The ISM came in at 61.4, down from the previous reading of 63.6. “Despite the decline, the survey still points to a solid level of activity in the U.S. factory sector and is in the ninth straight month of expansion,” says BMO Nesbitt Burns Inc. chief economist, Sherry Cooper. “New orders and production also fell, but remain at levels pointing to a solid performance by U.S. producers. Inventories continue to remain tight, while production backlogs are building.”

Cooper says that the big story in the report is the prices paid and employment components, which signal that, “the clouds hovering over the U.S. job market seem to be parting, just as the U.S. presidential election campaign is warming up.”

TD Bank economist Gillian Manning said the ISM report provided yet more evidence that the beleaguered U.S. manufacturing sector is coming back to life. “The positive tone of today’s report was bolstered by comments in the text indicating that many respondents pronounced themselves encouraged by the ‘increased breadth of the recovery in manufacturing’ – evident in the fact that all 20 industries surveyed reported growth last month,” she said in a report. “The data are consistent with the U.S. economy growing at an annualized pace of more than 4% in the first quarter of 2004.”

RBC Financial Group noted the that overall, the month of February saw expansionary activity at manufacturers coupled with emerging signs of pipeline inflationary pressures and ongoing job market stabilization that point to new emerging risks and opportunities in the U.S. economy. “A continuation of such themes would materially impact the degree and timing of monetary tightening to help offset large amounts of fiscal stimulus,” said Derek Holt, RBC assistant chief economist.

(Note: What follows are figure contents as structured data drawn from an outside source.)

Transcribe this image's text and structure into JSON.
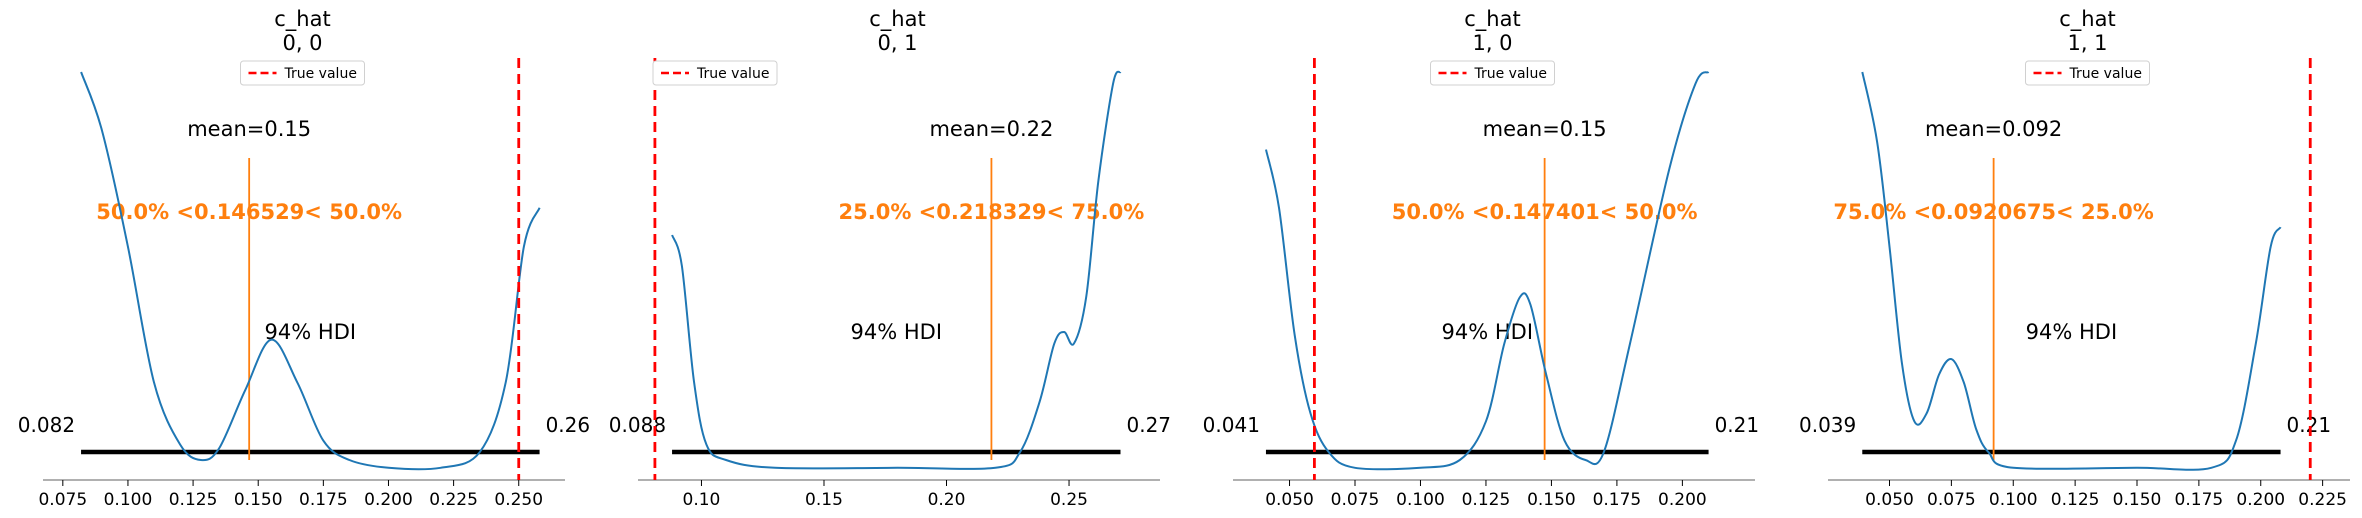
{
  "legend_label": "True value",
  "colors": {
    "density": "#1f77b4",
    "true_value": "#ff0000",
    "point_estimate": "#ff7f0e",
    "hdi_bar": "#000000",
    "axis": "#808080"
  },
  "chart_data": [
    {
      "type": "line",
      "title": "c_hat",
      "subtitle": "0, 0",
      "xlim": [
        0.072,
        0.262
      ],
      "xticks": [
        "0.075",
        "0.100",
        "0.125",
        "0.150",
        "0.175",
        "0.200",
        "0.225",
        "0.250"
      ],
      "density": [
        [
          0.082,
          1.0
        ],
        [
          0.09,
          0.85
        ],
        [
          0.1,
          0.55
        ],
        [
          0.11,
          0.2
        ],
        [
          0.12,
          0.04
        ],
        [
          0.128,
          0.0
        ],
        [
          0.135,
          0.03
        ],
        [
          0.145,
          0.18
        ],
        [
          0.155,
          0.31
        ],
        [
          0.165,
          0.2
        ],
        [
          0.175,
          0.05
        ],
        [
          0.185,
          0.0
        ],
        [
          0.2,
          -0.02
        ],
        [
          0.22,
          -0.02
        ],
        [
          0.235,
          0.02
        ],
        [
          0.245,
          0.2
        ],
        [
          0.252,
          0.55
        ],
        [
          0.258,
          0.65
        ]
      ],
      "true_value": 0.25,
      "mean_label": "mean=0.15",
      "mean": 0.146529,
      "ref_label": "50.0% <0.146529< 50.0%",
      "hdi_label": "94% HDI",
      "hdi": [
        0.082,
        0.258
      ],
      "hdi_low_label": "0.082",
      "hdi_high_label": "0.26",
      "legend_position": "upper center"
    },
    {
      "type": "line",
      "title": "c_hat",
      "subtitle": "0, 1",
      "xlim": [
        0.079,
        0.281
      ],
      "xticks": [
        "0.10",
        "0.15",
        "0.20",
        "0.25"
      ],
      "density": [
        [
          0.088,
          0.58
        ],
        [
          0.092,
          0.5
        ],
        [
          0.097,
          0.2
        ],
        [
          0.102,
          0.04
        ],
        [
          0.11,
          0.0
        ],
        [
          0.13,
          -0.02
        ],
        [
          0.18,
          -0.02
        ],
        [
          0.22,
          -0.02
        ],
        [
          0.23,
          0.02
        ],
        [
          0.238,
          0.15
        ],
        [
          0.244,
          0.3
        ],
        [
          0.248,
          0.33
        ],
        [
          0.252,
          0.3
        ],
        [
          0.257,
          0.42
        ],
        [
          0.262,
          0.72
        ],
        [
          0.268,
          0.97
        ],
        [
          0.271,
          1.0
        ]
      ],
      "true_value": 0.081,
      "mean_label": "mean=0.22",
      "mean": 0.218329,
      "ref_label": "25.0% <0.218329< 75.0%",
      "hdi_label": "94% HDI",
      "hdi": [
        0.088,
        0.271
      ],
      "hdi_low_label": "0.088",
      "hdi_high_label": "0.27",
      "legend_position": "upper left"
    },
    {
      "type": "line",
      "title": "c_hat",
      "subtitle": "1, 0",
      "xlim": [
        0.033,
        0.222
      ],
      "xticks": [
        "0.050",
        "0.075",
        "0.100",
        "0.125",
        "0.150",
        "0.175",
        "0.200"
      ],
      "density": [
        [
          0.041,
          0.8
        ],
        [
          0.046,
          0.65
        ],
        [
          0.052,
          0.32
        ],
        [
          0.058,
          0.12
        ],
        [
          0.065,
          0.02
        ],
        [
          0.075,
          -0.02
        ],
        [
          0.1,
          -0.02
        ],
        [
          0.115,
          0.0
        ],
        [
          0.125,
          0.1
        ],
        [
          0.132,
          0.3
        ],
        [
          0.138,
          0.42
        ],
        [
          0.142,
          0.4
        ],
        [
          0.148,
          0.22
        ],
        [
          0.155,
          0.05
        ],
        [
          0.163,
          0.0
        ],
        [
          0.17,
          0.02
        ],
        [
          0.18,
          0.3
        ],
        [
          0.195,
          0.75
        ],
        [
          0.205,
          0.97
        ],
        [
          0.21,
          1.0
        ]
      ],
      "true_value": 0.0595,
      "mean_label": "mean=0.15",
      "mean": 0.147401,
      "ref_label": "50.0% <0.147401< 50.0%",
      "hdi_label": "94% HDI",
      "hdi": [
        0.041,
        0.21
      ],
      "hdi_low_label": "0.041",
      "hdi_high_label": "0.21",
      "legend_position": "upper center"
    },
    {
      "type": "line",
      "title": "c_hat",
      "subtitle": "1, 1",
      "xlim": [
        0.03,
        0.23
      ],
      "xticks": [
        "0.050",
        "0.075",
        "0.100",
        "0.125",
        "0.150",
        "0.175",
        "0.200",
        "0.225"
      ],
      "density": [
        [
          0.039,
          1.0
        ],
        [
          0.045,
          0.82
        ],
        [
          0.05,
          0.55
        ],
        [
          0.055,
          0.25
        ],
        [
          0.06,
          0.1
        ],
        [
          0.065,
          0.12
        ],
        [
          0.07,
          0.22
        ],
        [
          0.075,
          0.26
        ],
        [
          0.08,
          0.2
        ],
        [
          0.085,
          0.08
        ],
        [
          0.09,
          0.02
        ],
        [
          0.1,
          -0.02
        ],
        [
          0.15,
          -0.02
        ],
        [
          0.18,
          -0.02
        ],
        [
          0.19,
          0.05
        ],
        [
          0.198,
          0.3
        ],
        [
          0.204,
          0.55
        ],
        [
          0.208,
          0.6
        ]
      ],
      "true_value": 0.22,
      "mean_label": "mean=0.092",
      "mean": 0.0920675,
      "ref_label": "75.0% <0.0920675< 25.0%",
      "hdi_label": "94% HDI",
      "hdi": [
        0.039,
        0.208
      ],
      "hdi_low_label": "0.039",
      "hdi_high_label": "0.21",
      "legend_position": "upper center"
    }
  ]
}
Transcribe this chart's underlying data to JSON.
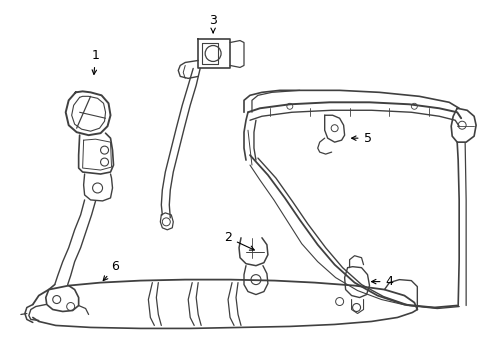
{
  "bg_color": "#ffffff",
  "line_color": "#404040",
  "label_color": "#000000",
  "fig_width": 4.89,
  "fig_height": 3.6,
  "dpi": 100
}
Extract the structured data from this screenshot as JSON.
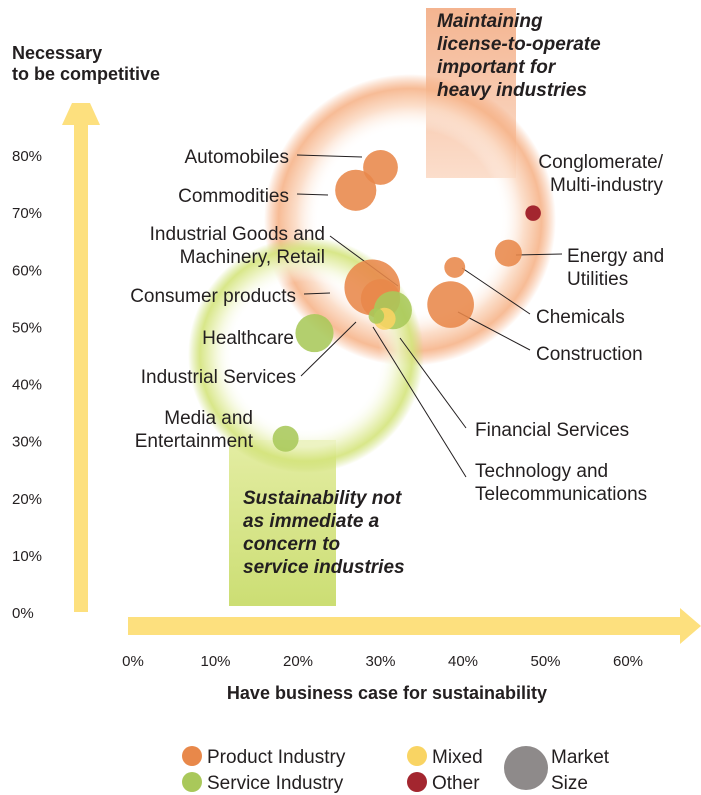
{
  "chart_data": {
    "type": "scatter",
    "title": "",
    "xlabel": "Have business case for sustainability",
    "ylabel_lines": [
      "Necessary",
      "to be competitive"
    ],
    "x_ticks": [
      "0%",
      "10%",
      "20%",
      "30%",
      "40%",
      "50%",
      "60%"
    ],
    "y_ticks": [
      "0%",
      "10%",
      "20%",
      "30%",
      "40%",
      "50%",
      "60%",
      "70%",
      "80%"
    ],
    "xlim": [
      0,
      60
    ],
    "ylim": [
      0,
      80
    ],
    "colors": {
      "product": "#e8884a",
      "service": "#a9c85a",
      "mixed": "#f9d463",
      "other": "#a3262f",
      "market_size": "#8e8a8a",
      "arrow": "#fde07e"
    },
    "points": [
      {
        "label": [
          "Automobiles"
        ],
        "x": 30,
        "y": 78,
        "size": 2.5,
        "group": "product"
      },
      {
        "label": [
          "Commodities"
        ],
        "x": 27,
        "y": 74,
        "size": 3.5,
        "group": "product"
      },
      {
        "label": [
          "Conglomerate/",
          "Multi-industry"
        ],
        "x": 48.5,
        "y": 70,
        "size": 0.5,
        "group": "other"
      },
      {
        "label": [
          "Energy and",
          "Utilities"
        ],
        "x": 45.5,
        "y": 63,
        "size": 1.5,
        "group": "product"
      },
      {
        "label": [
          "Industrial Goods and",
          "Machinery, Retail"
        ],
        "x": 30,
        "y": 55,
        "size": 3.2,
        "group": "product"
      },
      {
        "label": [
          "Consumer products"
        ],
        "x": 29,
        "y": 57,
        "size": 6.4,
        "group": "product"
      },
      {
        "label": [
          "Chemicals"
        ],
        "x": 39,
        "y": 60.5,
        "size": 0.9,
        "group": "product"
      },
      {
        "label": [
          "Construction"
        ],
        "x": 38.5,
        "y": 54,
        "size": 4.5,
        "group": "product"
      },
      {
        "label": [
          "Healthcare"
        ],
        "x": 22,
        "y": 49,
        "size": 3.0,
        "group": "service"
      },
      {
        "label": [
          "Industrial Services"
        ],
        "x": 29.5,
        "y": 52,
        "size": 0.5,
        "group": "service"
      },
      {
        "label": [
          "Media and",
          "Entertainment"
        ],
        "x": 18.5,
        "y": 30.5,
        "size": 1.4,
        "group": "service"
      },
      {
        "label": [
          "Financial Services"
        ],
        "x": 31.5,
        "y": 53,
        "size": 3.0,
        "group": "service"
      },
      {
        "label": [
          "Technology and",
          "Telecommunications"
        ],
        "x": 30.5,
        "y": 51.5,
        "size": 1.0,
        "group": "mixed"
      }
    ],
    "annotations": [
      {
        "lines": [
          "Maintaining",
          "license-to-operate",
          "important for",
          "heavy industries"
        ]
      },
      {
        "lines": [
          "Sustainability not",
          "as immediate a",
          "concern to",
          "service industries"
        ]
      }
    ],
    "legend": [
      {
        "key": "product",
        "label": "Product Industry"
      },
      {
        "key": "mixed",
        "label": "Mixed"
      },
      {
        "key": "market_size",
        "label_lines": [
          "Market",
          "Size"
        ]
      },
      {
        "key": "service",
        "label": "Service Industry"
      },
      {
        "key": "other",
        "label": "Other"
      }
    ]
  }
}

RBC also notes that other data releases showed U.S. personal income grew by only 0.2% last month, but personal spending increased by 0.4%.

As well, it was reported that construction spending fell by 0.3% last month, sharply against consensus expectations for a rise of 0.2%. “Bad weather was a drag on outlays — the headline 0.3% drop was the first since last spring. Housing remained solid but other private building activity fell,” Cooper says.

“It is becoming virtually undeniable that the U.S. factory sector is improving, and that the momentum is sustainable. All manufacturing industries (20 of 20) reported growth in February, and job gains loom,” Cooper said.